100% whole grain quick cooking oats
The Verdict: Which is Better?
When placing Garbanzo beans and 100% whole grain quick cooking oats side-by-side, the nutritional differences become quite clear. Both products cater to specific dietary needs, but picking the right one depends on whether you are prioritizing weight loss, muscle gain, or clean eating.
For calorie-conscious consumers, Garbanzo beans is the clear winner. With 4 fewer calories per 100g than its competitor, it allows for more volume while keeping your energy intake in check.

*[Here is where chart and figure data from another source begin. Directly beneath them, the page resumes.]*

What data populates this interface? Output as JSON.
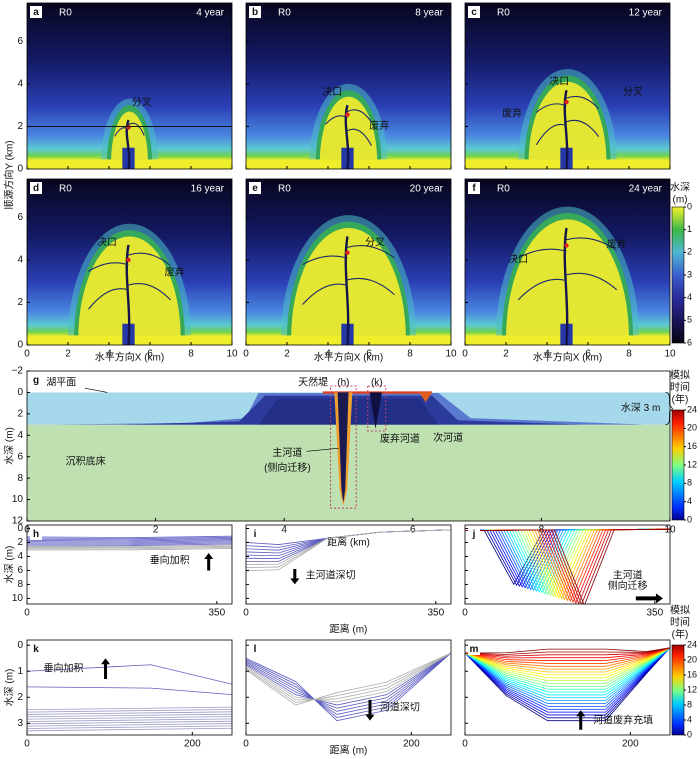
{
  "maps": {
    "panels": [
      {
        "letter": "a",
        "run": "R0",
        "time": "4 year",
        "notes": [
          "分叉"
        ]
      },
      {
        "letter": "b",
        "run": "R0",
        "time": "8 year",
        "notes": [
          "决口",
          "废弃"
        ]
      },
      {
        "letter": "c",
        "run": "R0",
        "time": "12 year",
        "notes": [
          "决口",
          "分叉",
          "废弃"
        ]
      },
      {
        "letter": "d",
        "run": "R0",
        "time": "16 year",
        "notes": [
          "决口",
          "废弃"
        ]
      },
      {
        "letter": "e",
        "run": "R0",
        "time": "20 year",
        "notes": [
          "分叉"
        ]
      },
      {
        "letter": "f",
        "run": "R0",
        "time": "24 year",
        "notes": [
          "决口",
          "废弃"
        ]
      }
    ],
    "y_label": "顺源方向Y (km)",
    "x_label": "水平方向X (km)",
    "xlim": [
      0,
      10
    ],
    "ylim": [
      0,
      7.8
    ],
    "xticks": [
      0,
      2,
      4,
      6,
      8,
      10
    ],
    "yticks": [
      0,
      2,
      4,
      6
    ]
  },
  "depth_colorbar": {
    "title": [
      "水深",
      "(m)"
    ],
    "lim": [
      0,
      6
    ],
    "ticks": [
      0,
      1,
      2,
      3,
      4,
      5,
      6
    ]
  },
  "section": {
    "letter": "g",
    "y_label": "水深 (m)",
    "x_label": "距离 (km)",
    "xlim": [
      0,
      10
    ],
    "ylim": [
      -2,
      12
    ],
    "xticks": [
      0,
      2,
      4,
      6,
      8,
      10
    ],
    "yticks": [
      {
        "value": -2,
        "label": "−2"
      },
      0,
      2,
      4,
      6,
      8,
      10,
      12
    ],
    "notes": {
      "lake": "湖平面",
      "levee": "天然堤",
      "h": "(h)",
      "k": "(k)",
      "water": "水深 3 m",
      "main": [
        "主河道",
        "(侧向迁移)"
      ],
      "abandoned": "废弃河道",
      "secondary": "次河道",
      "bed": "沉积底床"
    }
  },
  "time_colorbar": {
    "title": [
      "模拟",
      "时间",
      "(年)"
    ],
    "lim": [
      0,
      24
    ],
    "ticks": [
      0,
      4,
      8,
      12,
      16,
      20,
      24
    ]
  },
  "profiles": {
    "y_label": "水深 (m)",
    "x_label": "距离 (m)",
    "rows": [
      {
        "xlim": [
          0,
          378
        ],
        "ylim": [
          -0.5,
          10.8
        ],
        "yticks": [
          0,
          2,
          4,
          6,
          8,
          10
        ],
        "panels": [
          {
            "letter": "h",
            "notes": [
              "垂向加积"
            ],
            "xticks": [
              0,
              350
            ]
          },
          {
            "letter": "i",
            "notes": [
              "主河道深切"
            ],
            "xticks": [
              0,
              350
            ]
          },
          {
            "letter": "j",
            "notes": [
              "主河道",
              "侧向迁移"
            ],
            "xticks": [
              0,
              350
            ]
          }
        ]
      },
      {
        "xlim": [
          0,
          248
        ],
        "ylim": [
          -0.2,
          3.45
        ],
        "yticks": [
          0,
          1,
          2,
          3
        ],
        "panels": [
          {
            "letter": "k",
            "notes": [
              "垂向加积"
            ],
            "xticks": [
              0,
              200
            ]
          },
          {
            "letter": "l",
            "notes": [
              "河道深切"
            ],
            "xticks": [
              0,
              200
            ]
          },
          {
            "letter": "m",
            "notes": [
              "河道废弃充填"
            ],
            "xticks": [
              0,
              200
            ]
          }
        ]
      }
    ]
  }
}
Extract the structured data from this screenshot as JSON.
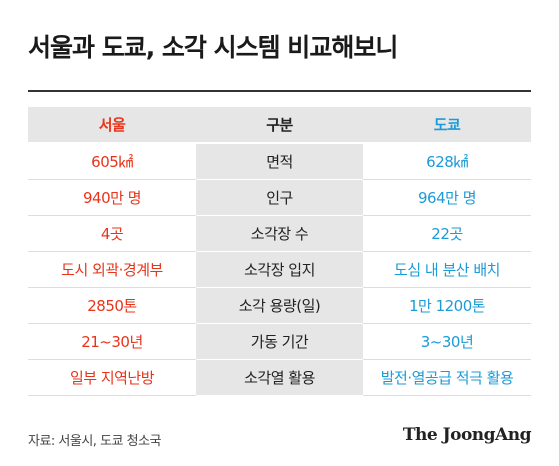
{
  "title": "서울과 도쿄, 소각 시스템 비교해보니",
  "chart_data": {
    "type": "table",
    "columns": [
      "서울",
      "구분",
      "도쿄"
    ],
    "rows": [
      [
        "605㎢",
        "면적",
        "628㎢"
      ],
      [
        "940만 명",
        "인구",
        "964만 명"
      ],
      [
        "4곳",
        "소각장 수",
        "22곳"
      ],
      [
        "도시 외곽·경계부",
        "소각장 입지",
        "도심 내 분산 배치"
      ],
      [
        "2850톤",
        "소각 용량(일)",
        "1만 1200톤"
      ],
      [
        "21~30년",
        "가동 기간",
        "3~30년"
      ],
      [
        "일부 지역난방",
        "소각열 활용",
        "발전·열공급 적극 활용"
      ]
    ]
  },
  "colors": {
    "seoul": "#e8341b",
    "tokyo": "#1b9bd7",
    "middle_bg": "#e6e6e6"
  },
  "source": "자료: 서울시, 도쿄 청소국",
  "brand": "The JoongAng"
}
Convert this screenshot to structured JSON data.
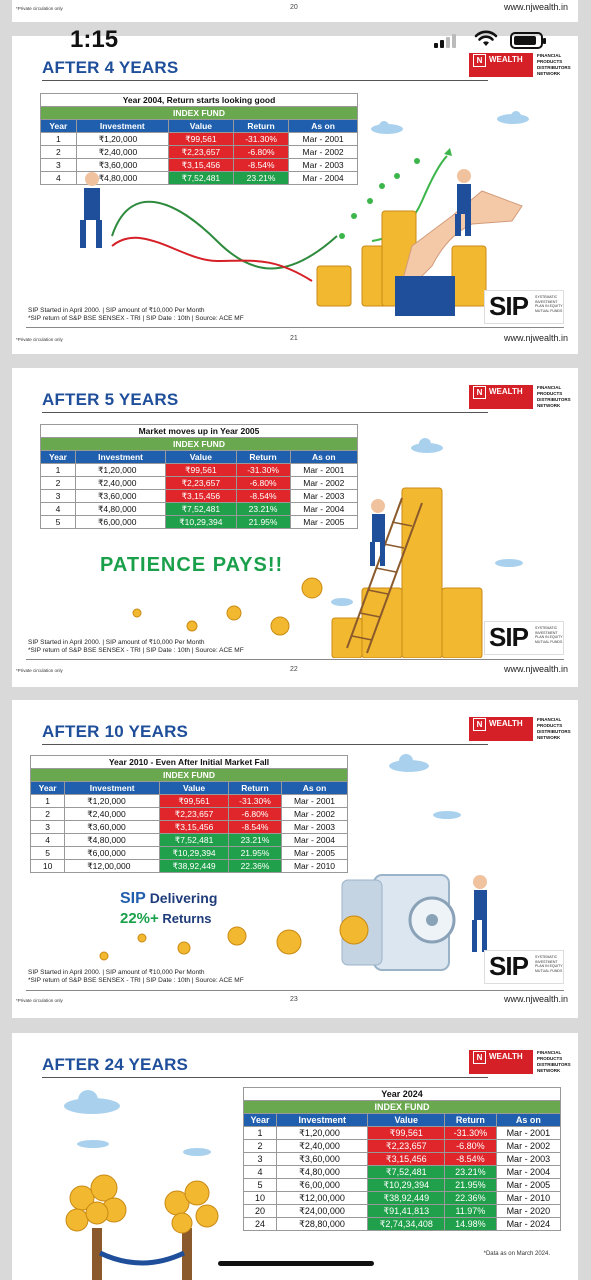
{
  "status_bar": {
    "time": "1:15"
  },
  "prev_slide_footer": {
    "private": "*Private circulation only",
    "page": "20",
    "url": "www.njwealth.in"
  },
  "logo": {
    "mark": "N",
    "brand": "WEALTH",
    "tagline": "FINANCIAL PRODUCTS DISTRIBUTORS NETWORK"
  },
  "sip_badge": {
    "text": "SIP",
    "tagline": "SYSTEMATIC INVESTMENT PLAN IN EQUITY MUTUAL FUNDS"
  },
  "common": {
    "col_headers": [
      "Year",
      "Investment",
      "Value",
      "Return",
      "As on"
    ],
    "fund_label": "INDEX FUND",
    "private": "*Private circulation only",
    "url": "www.njwealth.in"
  },
  "slides": [
    {
      "title": "AFTER 4 YEARS",
      "table_title": "Year 2004, Return starts looking good",
      "rows": [
        {
          "year": "1",
          "investment": "₹1,20,000",
          "value": "₹99,561",
          "ret": "-31.30%",
          "as_on": "Mar - 2001",
          "pos": false
        },
        {
          "year": "2",
          "investment": "₹2,40,000",
          "value": "₹2,23,657",
          "ret": "-6.80%",
          "as_on": "Mar - 2002",
          "pos": false
        },
        {
          "year": "3",
          "investment": "₹3,60,000",
          "value": "₹3,15,456",
          "ret": "-8.54%",
          "as_on": "Mar - 2003",
          "pos": false
        },
        {
          "year": "4",
          "investment": "₹4,80,000",
          "value": "₹7,52,481",
          "ret": "23.21%",
          "as_on": "Mar - 2004",
          "pos": true
        }
      ],
      "foot1": "SIP Started in April 2000. | SIP amount of ₹10,000 Per Month",
      "foot2": "*SIP return of S&P BSE SENSEX - TRI | SIP Date : 10th | Source: ACE MF",
      "page": "21"
    },
    {
      "title": "AFTER 5 YEARS",
      "table_title": "Market moves up in Year 2005",
      "rows": [
        {
          "year": "1",
          "investment": "₹1,20,000",
          "value": "₹99,561",
          "ret": "-31.30%",
          "as_on": "Mar - 2001",
          "pos": false
        },
        {
          "year": "2",
          "investment": "₹2,40,000",
          "value": "₹2,23,657",
          "ret": "-6.80%",
          "as_on": "Mar - 2002",
          "pos": false
        },
        {
          "year": "3",
          "investment": "₹3,60,000",
          "value": "₹3,15,456",
          "ret": "-8.54%",
          "as_on": "Mar - 2003",
          "pos": false
        },
        {
          "year": "4",
          "investment": "₹4,80,000",
          "value": "₹7,52,481",
          "ret": "23.21%",
          "as_on": "Mar - 2004",
          "pos": true
        },
        {
          "year": "5",
          "investment": "₹6,00,000",
          "value": "₹10,29,394",
          "ret": "21.95%",
          "as_on": "Mar - 2005",
          "pos": true
        }
      ],
      "slogan": "PATIENCE PAYS!!",
      "foot1": "SIP Started in April 2000. | SIP amount of ₹10,000 Per Month",
      "foot2": "*SIP return of S&P BSE SENSEX - TRI | SIP Date : 10th | Source: ACE MF",
      "page": "22"
    },
    {
      "title": "AFTER 10 YEARS",
      "table_title": "Year 2010 - Even After Initial Market Fall",
      "rows": [
        {
          "year": "1",
          "investment": "₹1,20,000",
          "value": "₹99,561",
          "ret": "-31.30%",
          "as_on": "Mar - 2001",
          "pos": false
        },
        {
          "year": "2",
          "investment": "₹2,40,000",
          "value": "₹2,23,657",
          "ret": "-6.80%",
          "as_on": "Mar - 2002",
          "pos": false
        },
        {
          "year": "3",
          "investment": "₹3,60,000",
          "value": "₹3,15,456",
          "ret": "-8.54%",
          "as_on": "Mar - 2003",
          "pos": false
        },
        {
          "year": "4",
          "investment": "₹4,80,000",
          "value": "₹7,52,481",
          "ret": "23.21%",
          "as_on": "Mar - 2004",
          "pos": true
        },
        {
          "year": "5",
          "investment": "₹6,00,000",
          "value": "₹10,29,394",
          "ret": "21.95%",
          "as_on": "Mar - 2005",
          "pos": true
        },
        {
          "year": "10",
          "investment": "₹12,00,000",
          "value": "₹38,92,449",
          "ret": "22.36%",
          "as_on": "Mar - 2010",
          "pos": true
        }
      ],
      "slogan_sip": "SIP",
      "slogan_rest": "Delivering",
      "slogan_pct": "22%+",
      "slogan_returns": "Returns",
      "foot1": "SIP Started in April 2000. | SIP amount of ₹10,000 Per Month",
      "foot2": "*SIP return of S&P BSE SENSEX - TRI | SIP Date : 10th | Source: ACE MF",
      "page": "23"
    },
    {
      "title": "AFTER 24 YEARS",
      "table_title": "Year 2024",
      "rows": [
        {
          "year": "1",
          "investment": "₹1,20,000",
          "value": "₹99,561",
          "ret": "-31.30%",
          "as_on": "Mar - 2001",
          "pos": false
        },
        {
          "year": "2",
          "investment": "₹2,40,000",
          "value": "₹2,23,657",
          "ret": "-6.80%",
          "as_on": "Mar - 2002",
          "pos": false
        },
        {
          "year": "3",
          "investment": "₹3,60,000",
          "value": "₹3,15,456",
          "ret": "-8.54%",
          "as_on": "Mar - 2003",
          "pos": false
        },
        {
          "year": "4",
          "investment": "₹4,80,000",
          "value": "₹7,52,481",
          "ret": "23.21%",
          "as_on": "Mar - 2004",
          "pos": true
        },
        {
          "year": "5",
          "investment": "₹6,00,000",
          "value": "₹10,29,394",
          "ret": "21.95%",
          "as_on": "Mar - 2005",
          "pos": true
        },
        {
          "year": "10",
          "investment": "₹12,00,000",
          "value": "₹38,92,449",
          "ret": "22.36%",
          "as_on": "Mar - 2010",
          "pos": true
        },
        {
          "year": "20",
          "investment": "₹24,00,000",
          "value": "₹91,41,813",
          "ret": "11.97%",
          "as_on": "Mar - 2020",
          "pos": true
        },
        {
          "year": "24",
          "investment": "₹28,80,000",
          "value": "₹2,74,34,408",
          "ret": "14.98%",
          "as_on": "Mar - 2024",
          "pos": true
        }
      ],
      "note": "*Data as on March 2024."
    }
  ],
  "colors": {
    "title_blue": "#1f4e9a",
    "fund_green": "#6aa84f",
    "header_blue": "#1f5fad",
    "neg_red": "#e0262b",
    "pos_green": "#20a04b",
    "brand_red": "#d62027"
  }
}
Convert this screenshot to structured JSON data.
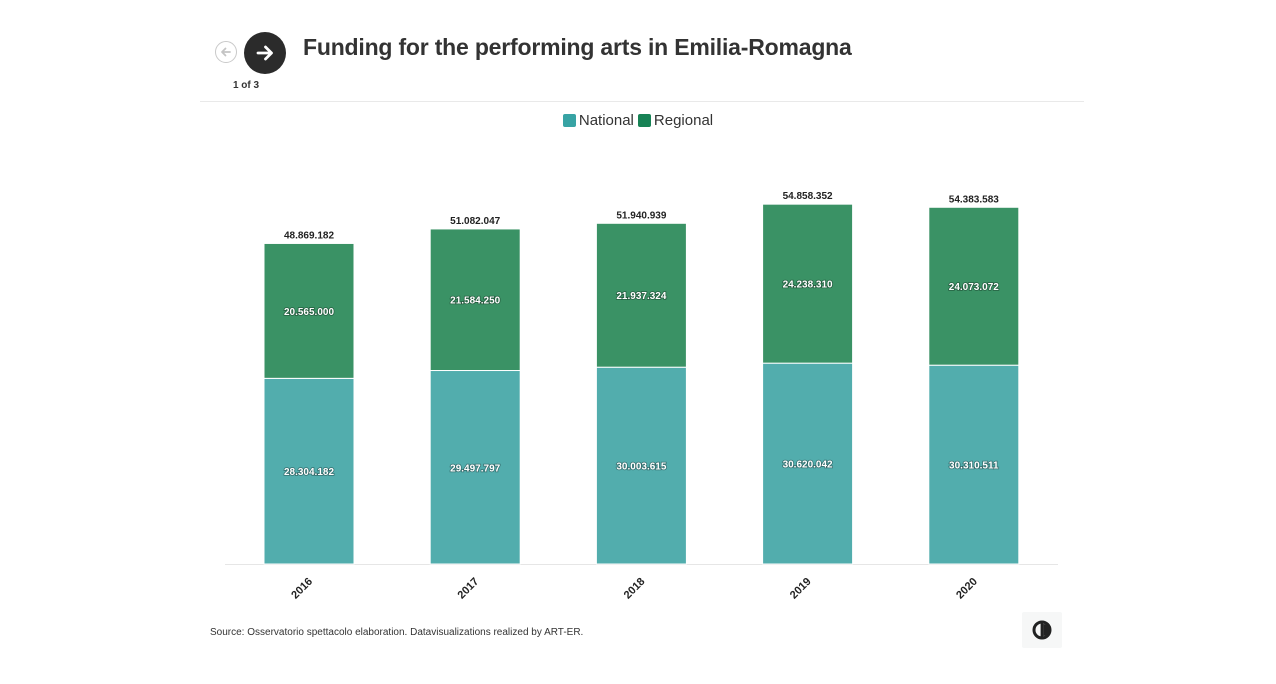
{
  "header": {
    "title": "Funding for the performing arts in Emilia-Romagna",
    "page_indicator": "1 of 3",
    "prev_icon": "arrow-left-icon",
    "next_icon": "arrow-right-icon"
  },
  "footer": {
    "source": "Source: Osservatorio spettacolo elaboration. Datavisualizations realized by ART-ER.",
    "logo_icon": "art-er-logo-icon"
  },
  "colors": {
    "national": "#52adad",
    "regional": "#3a9265",
    "regional_swatch": "#178255",
    "national_swatch": "#37a3a4"
  },
  "chart_data": {
    "type": "bar",
    "stacked": true,
    "title": "Funding for the performing arts in Emilia-Romagna",
    "categories": [
      "2016",
      "2017",
      "2018",
      "2019",
      "2020"
    ],
    "series": [
      {
        "name": "National",
        "values": [
          28304182,
          29497797,
          30003615,
          30620042,
          30310511
        ],
        "labels": [
          "28.304.182",
          "29.497.797",
          "30.003.615",
          "30.620.042",
          "30.310.511"
        ]
      },
      {
        "name": "Regional",
        "values": [
          20565000,
          21584250,
          21937324,
          24238310,
          24073072
        ],
        "labels": [
          "20.565.000",
          "21.584.250",
          "21.937.324",
          "24.238.310",
          "24.073.072"
        ]
      }
    ],
    "totals": [
      48869182,
      51082047,
      51940939,
      54858352,
      54383583
    ],
    "total_labels": [
      "48.869.182",
      "51.082.047",
      "51.940.939",
      "54.858.352",
      "54.383.583"
    ],
    "legend": [
      "National",
      "Regional"
    ],
    "legend_position": "top-center",
    "xlabel": "",
    "ylabel": "",
    "ylim": [
      0,
      59000000
    ],
    "grid": false
  }
}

However, watch out for the sugar content. Garbanzo beans contains significantly more sugar (11.4g) compared to the milder 100% whole grain quick cooking oats (0g). If you are monitoring your insulin levels or trying to cut down on sweets, 100% whole grain quick cooking oats is undeniably the healthier pick.
Looking to build muscle? Garbanzo beans offers a protein boost with 20g per 100g, outperforming 100% whole grain quick cooking oats in this category.
Frequently Asked Questions
Which is healthier: Garbanzo beans or 100% whole grain quick cooking oats?
It depends on your goals. Garbanzo beans has 371 calories, while 100% whole grain quick cooking oats has 375 calories. Check the detailed table above for sugar and fat content.
Is Garbanzo beans vegan?
No, Garbanzo beans is not certified vegan.
What is the calorie difference between Garbanzo beans and 100% whole grain quick cooking oats?
There is a difference of 4 calories per 100g between the two products.